El informe de la CSI señala, además, la promulgación de una ley que permite la vigilancia sin orden judicial, así como la interceptación de comunicaciones y la recopilación de datos privados, tipificando «las amenazas» de forma lo suficientemente amplia como para criminalizar las protestas sociales y la actividad sindical. La nueva ley obliga además a las más de 13 000 organizaciones sociales, entre ellas los sindicatos, a divulgar información personal sobre sus miembros, so pena de disolución.

«Estamos asistiendo a una erosión global de los principios democráticos, financiada por los ricos e impulsada por líderes políticos autoritarios y de extrema derecha. Prácticamente un golpe de Estado de los multimillonarios contra la democracia. Las reivindicaciones de los trabajadores y las trabajadoras, que deberían constituir la base de la democracia, se silencian y se observa una mayor concentración de riqueza y poder en manos de un puñado de personas», resume el informe de la CSI. 

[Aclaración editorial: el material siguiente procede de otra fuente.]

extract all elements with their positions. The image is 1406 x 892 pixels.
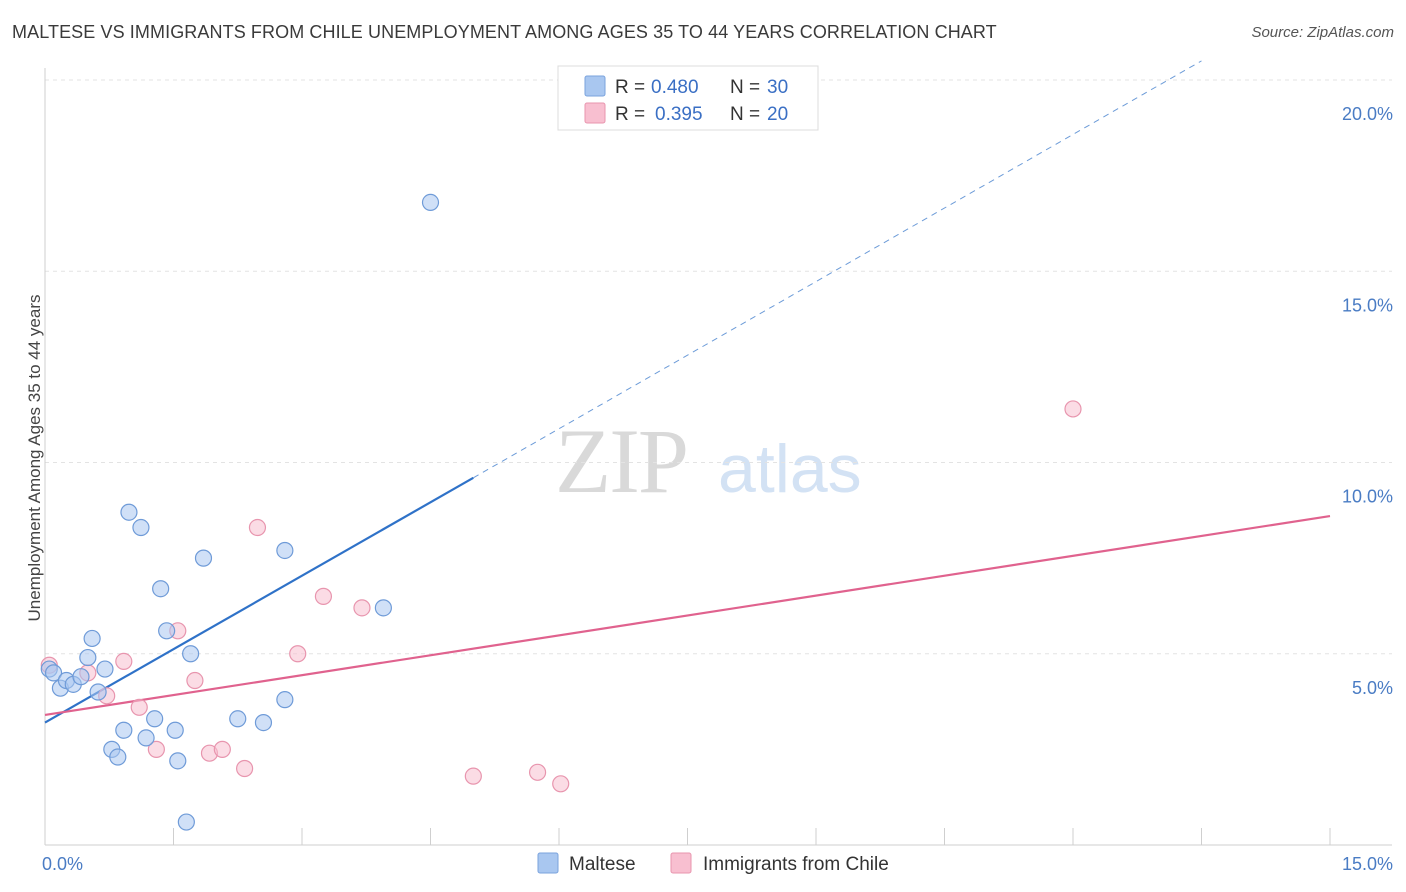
point-chile bbox=[186, 671, 204, 690]
point-maltese bbox=[276, 691, 294, 709]
point-maltese bbox=[120, 503, 138, 521]
point-chile bbox=[1064, 400, 1082, 418]
trend-line-maltese-extension bbox=[473, 60, 1202, 479]
point-maltese bbox=[158, 622, 176, 640]
point-maltese bbox=[44, 664, 63, 682]
point-chile bbox=[289, 645, 307, 663]
point-chile bbox=[528, 763, 547, 781]
point-chile bbox=[248, 518, 267, 537]
x-tick-label: 0.0% bbox=[42, 854, 83, 874]
point-maltese bbox=[177, 813, 195, 831]
point-maltese bbox=[276, 541, 294, 560]
point-chile bbox=[353, 599, 371, 617]
x-tick-label: 15.0% bbox=[1342, 854, 1393, 874]
legend-swatch-chile bbox=[584, 102, 606, 124]
point-chile bbox=[552, 775, 570, 793]
point-chile bbox=[147, 740, 165, 758]
legend-r-value-chile: 0.395 bbox=[655, 104, 703, 125]
legend-swatch-maltese bbox=[584, 75, 606, 97]
data-points bbox=[40, 193, 1082, 831]
y-tick-label: 10.0% bbox=[1342, 487, 1393, 507]
watermark-atlas: atlas bbox=[718, 431, 862, 507]
chart-title: MALTESE VS IMMIGRANTS FROM CHILE UNEMPLO… bbox=[12, 22, 997, 42]
point-maltese bbox=[132, 518, 150, 537]
tick-labels: 5.0% 10.0% 15.0% 20.0% 0.0% 15.0% bbox=[42, 104, 1393, 874]
point-maltese bbox=[79, 648, 97, 667]
legend-n-label-maltese: N = bbox=[730, 77, 760, 98]
point-maltese bbox=[137, 729, 155, 747]
legend-r-label-maltese: R = bbox=[615, 77, 645, 98]
legend-r-label-chile: R = bbox=[615, 104, 645, 125]
point-chile bbox=[130, 698, 148, 716]
point-maltese bbox=[169, 752, 187, 770]
point-maltese bbox=[83, 629, 101, 648]
point-chile bbox=[314, 587, 333, 605]
point-chile bbox=[236, 759, 254, 778]
point-maltese bbox=[89, 683, 107, 701]
point-maltese bbox=[194, 549, 213, 567]
point-maltese bbox=[72, 668, 90, 686]
bottom-legend-swatch-chile bbox=[670, 852, 692, 874]
bottom-legend-label-maltese: Maltese bbox=[569, 854, 636, 875]
y-axis-label: Unemployment Among Ages 35 to 44 years bbox=[25, 295, 44, 622]
point-maltese bbox=[374, 599, 392, 617]
legend-n-value-chile: 20 bbox=[767, 104, 788, 125]
watermark-zip: ZIP bbox=[555, 410, 687, 512]
trend-line-chile bbox=[44, 514, 1331, 717]
trend-lines bbox=[44, 60, 1331, 724]
point-maltese bbox=[166, 721, 184, 739]
bottom-legend-label-chile: Immigrants from Chile bbox=[703, 854, 889, 875]
point-chile bbox=[213, 740, 231, 758]
point-maltese bbox=[96, 660, 114, 678]
bottom-legend: Maltese Immigrants from Chile bbox=[537, 852, 889, 875]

Para la organización sindical internacional, «las libertades y los derechos de los que dependen las personas para mantener un nivel de vida digno y unas condiciones laborales justas están siendo atacados por una pequeña minoría centrada en la acumulación de riqueza y poder. Numerosos multimillonarios de todo el mundo están confabulándose con líderes políticos, a menudo de derecha o de extrema derecha, para consolidar el poder y eliminar derechos».

Los sindicatos están en el punto de mira, ya que los trabajadores y trabajadoras a los que representan son la base de los sistemas democráticos y lo que defienden son los pilares fundamentales de la democracia, la prosperidad y la libertad.

«Las tácticas varían, pero el objetivo de quienes mueven los hilos es el mismo: consolidar el poder y acallar la voz de los trabajadores. «En este sentido —concluye la CSI—, la solidaridad se convierte en la única vía que puede guiar a los trabajadores para superar este golpe de Estado contra la democracia, garantizando un futuro beneficioso para todos y no solo para unos pocos poderosos».